The National Front did not know what hit it. The eight-day campaign,
it found,
was too short. The opposition, on the other hand, used to fighting elections at
short notice, hit the ground running. It ignored the world outside Lunas, and
went into the ground, campaigning by word of mouth, using the plight of Anwar
effectively, with a campaign which took in all the issues for which the National Front
had no answers for. And it worked. In an election, all sorts of issues are
raised, some fair, some unfair, some tendentious, some wrong, some irrelevant.
The opposition concentrated on few issues which it hammered home frequently and persistently.
The National Front first hit out at the seeming split within the opposition Alternative
Front. This collapsed when the DAP joined the campaign in the later days of the
campaign. It insisted that only its candidate could provide the help and
assistance the good people of Lunas, though its record here is patchy. But it had
not for 42 years. It did not address the issues. It blustered, hectored,
cajoled, threatened, and swamped the constituency with cabinet ministers and mentris
besar, ignored the local UMNO network, and did not know, as the campaign went on,
whether it came or went. Abdullah Badawi, despite his valiant campaign, could not face
the typhoon as it hit town.
Samy Vellu, as works minister,
used his ministerial prerogative to announce instant projects. A cabinet minister
is allowed, on his own bat, to so long as it does not exceed RM5 million. If you
look closely, each of the project is around this sum. Almost all of it went to
one man, Dato' Aziz Sheikh Fadhir, the UMNO youth supreme councillor and brother of the
cultural and tourism minister, Dato' Abdul Kadir Sheikh Fadhir. Work, I understand, has
slowed down, not that the election is lost. But questions are asked within UMNO
how he came to be the main recipient of this largesse. The knives are out.

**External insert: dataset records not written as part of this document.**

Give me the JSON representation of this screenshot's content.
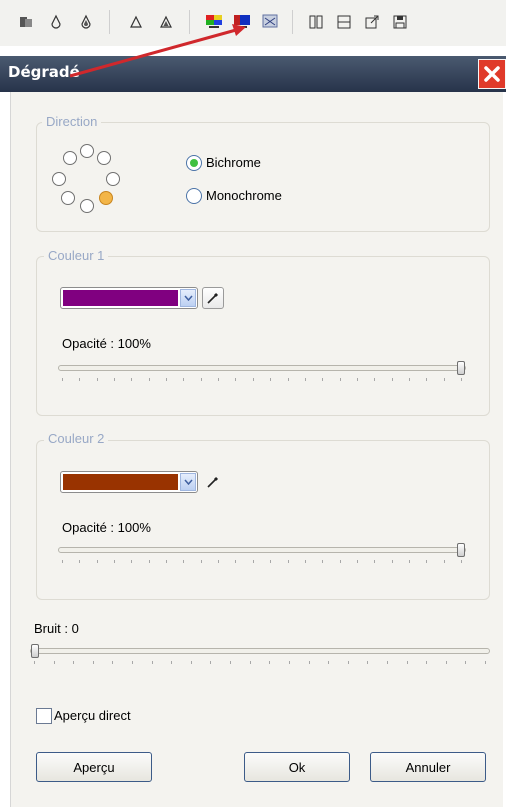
{
  "toolbar": {
    "icons": [
      "copy-icon",
      "drop-icon",
      "drops-icon",
      "triangle-icon",
      "triangles-icon",
      "gradient-multicolor-icon",
      "gradient-blue-icon",
      "noise-icon",
      "columns-icon",
      "rows-icon",
      "export-icon",
      "save-icon"
    ]
  },
  "dialog": {
    "title": "Dégradé",
    "direction": {
      "legend": "Direction",
      "options": [
        "Bichrome",
        "Monochrome"
      ],
      "selected": "Bichrome"
    },
    "couleur1": {
      "legend": "Couleur 1",
      "color": "#800080",
      "opacity_label": "Opacité : 100%",
      "opacity": 1.0
    },
    "couleur2": {
      "legend": "Couleur 2",
      "color": "#993300",
      "opacity_label": "Opacité : 100%",
      "opacity": 1.0
    },
    "bruit": {
      "label": "Bruit : 0",
      "value": 0.0
    },
    "apercu_direct": {
      "label": "Aperçu direct",
      "checked": false
    },
    "buttons": {
      "apercu": "Aperçu",
      "ok": "Ok",
      "annuler": "Annuler"
    }
  },
  "colors": {
    "arrow": "#d0282c",
    "close": "#e03a2a",
    "radio_selected": "#40c040"
  }
}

But this not all. The National Front operations room was headed by two men known
to be firmly in the Anwar campg. The final indignity was when the political
highflyers from Kuala Lumpur and elsewhere slunk off like rats off a sinking ship when
it realised, a few hours before polling ended, the seat was lost. Dato' Kadir
alone was on hand when the result was announced.
And so,
Saifuddin Nasution Ismail defeated S. Anthonysamy, turning a National Front majority of
5,000 last year into an opposition majority of 530, a swing of about a third, one which
if had happened in a general election, would have turned the government out. The
fallout is worse. The National Front loses its two-thirds majority in a Malay state.
This is importance, since it insisted it needs two-thirds to govern comfortably.
A simple majority would not do. Lunas confirmed what had been only guessed at:
the Malay ground shifted irrevocably against it. Other frights are in store. In a
future byelection in a Malay constituency -- and one is likely -- if the opposition
decides upon a non-Malay who gets the majority of the Malay votes, it would all but put paid
to a National Front and UMNO led by Dr Mahathir.
Lunas
proved the Malay is not enamoured of Dr Mahathir and of UMNO so long as he leads it.
UMNO and he is now stalked by Anwar from his prison cell in Sungei Buloh. The
more racial UMNO's response -- the threat of another May 13, the Chinese treachery --
the more it would be marginalised. But it continues to raise the race and
religion card. The opposition, to its credit, has not. We are only told by
the National Front it has. The threats have all come from UMNO leaders. It
had put its future upon the Chinese community. In 1999, its wholehearted support saved
the National Front. A year later, it confronts each other. The Indians are
irrelevant and marginalised. UMNO cannot depend upon the Malay vote anymore.
It is this Malay marginalisation UMNO and the National Front should makes UMNO and
National Front more racial than it should. That is a sign of fear not strength.
The UMNO and National Front predicament is not over. Not by a long shot.